Die Staatsanwältin geht in ihrem Plädoyer lange auf die Verteidigungsstrategie ein. Und sie konfrontiert den Rechtsanwalt mit einem Satz, den er am ersten Prozesstag gesagt hat: "Enes A. will keine Verteidigung, die das Leid der Familie noch weiter verstärkt." Dass er sich dann "über fehlende Heißgetränke beim Frühstück" beschwere, grenze an eine Verhöhnung der Angehörigen des Opfers, so die Staatsanwältin. Auch glaube sie nicht daran, dass Enes A. mit dem Messer "herumgefuchtelt" und Anke S. verletzt habe, als er das Messer hochgerissen habe. "Sie haben ganz massiv auf sie eingestochen." Der Rechtsmediziner hatte elf Stichverletzungen festgestellt.

Sie fordert eine lebenslange Freiheitsstrafe. Enes A. lässt seinen Kopf auf eine Aktenmappe sinken, während die Staatsanwältin spricht. Sein Anwalt unterstellt ihr Polemik – es sei nie nur um ein Heißgetränk gegangen. Er sieht keine Mordmerkmale, möchte also auf eine Verurteilung wegen Totschlags hinaus.
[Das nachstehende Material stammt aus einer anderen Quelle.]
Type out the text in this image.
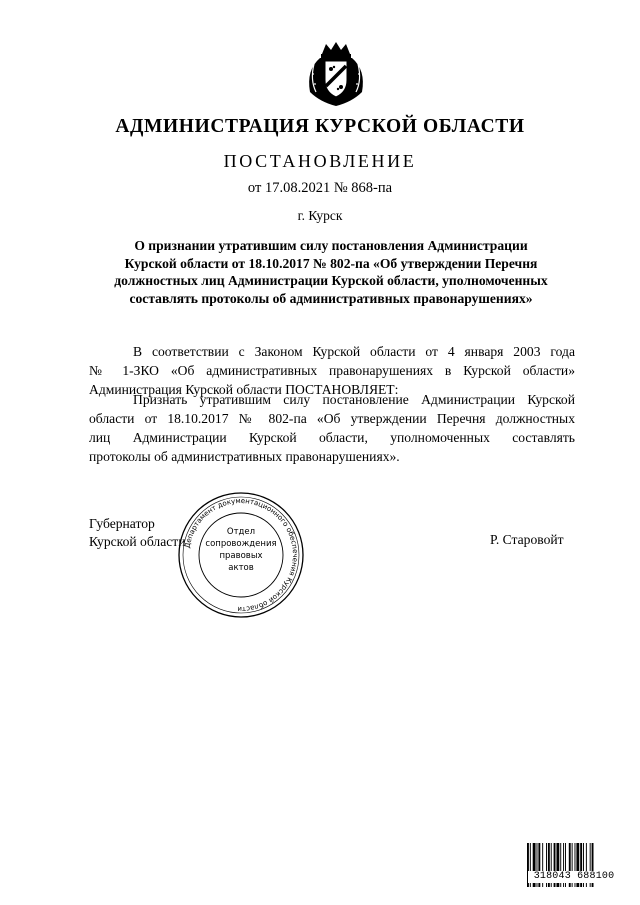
АДМИНИСТРАЦИЯ КУРСКОЙ ОБЛАСТИ
ПОСТАНОВЛЕНИЕ
от 17.08.2021 № 868-па
г. Курск
О признании утратившим силу постановления Администрации
Курской области от 18.10.2017 № 802-па «Об утверждении Перечня
должностных лиц Администрации Курской области, уполномоченных
составлять протоколы об административных правонарушениях»
В соответствии с Законом Курской области от 4 января 2003 года
№ 1-ЗКО «Об административных правонарушениях в Курской области»
Администрация Курской области ПОСТАНОВЛЯЕТ:
Признать утратившим силу постановление Администрации Курской
области от 18.10.2017 № 802-па «Об утверждении Перечня должностных
лиц Администрации Курской области, уполномоченных составлять
протоколы об административных правонарушениях».
Губернатор
Курской области	Р. Старовойт
Департамент документационного обеспечения Курской области
Отдел
сопровождения
правовых
актов
318043 688100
Der "Supasalad-Mord" hatte die Ermittler viele Jahre beschäftigt. Sie gingen 3500 Spuren nach, vernahmen 6000 Zeugen und ließen sich fast 2000 Speichelproben geben. Erst als Enes A. im vergangenen Jahr freiwillig im Gefängnis eine Speichelprobe abgab und ein Abgleich einen Treffer in der DNA-Datenbank brachte, kam Licht in die Ermittlungen. Er hatte am 22. Juli 2007, der Tatnacht, eine Zigarettenkippe auf der Theke der Salatbar in der Gertrudenstraße zurückgelassen.

Anke S. war damals gegen 22.30 Uhr noch in ihrem Imbiss und erledigte Bestellungen für den nächsten Tag, die gläserne Tür war unverschlossen. Der spielsüchtige Enes A. entschied offenbar spontan, sie zu überfallen, als er Licht in dem Laden sah. Laut Anklage schrie die junge Frau auf und die Situation eskalierte. Ihre Mutter sagte dem Gericht, dass Anke S. seit ihrer Kindheit eine regelrechte Phobie vor Spritzen und spitzen Gegenständen hatte. Enes A. stach immer wieder auf die panisch schreiende Frau ein. Er verletzte sie an der Brust, im Gesicht und an den Händen. Dann zerrte er sie in den Kühlraum, zog die Tür zu und flüchtete mit zwei Taschen. Seine Beute waren ein Mobiltelefon, ein Portemonnaie und nicht mehr als 20 Euro Bargeld. Als die Beamten der Kölner Mordkommission ihn im vergangenen Herbst zum Verhör abholten, sagte er: "Ich habe auf diesen Tag gewartet". Er legte dann sowohl bei der Polizei als auch vor Gericht ein Geständnis ab.

Das Urteil wird am morgigen Freitag verkündet.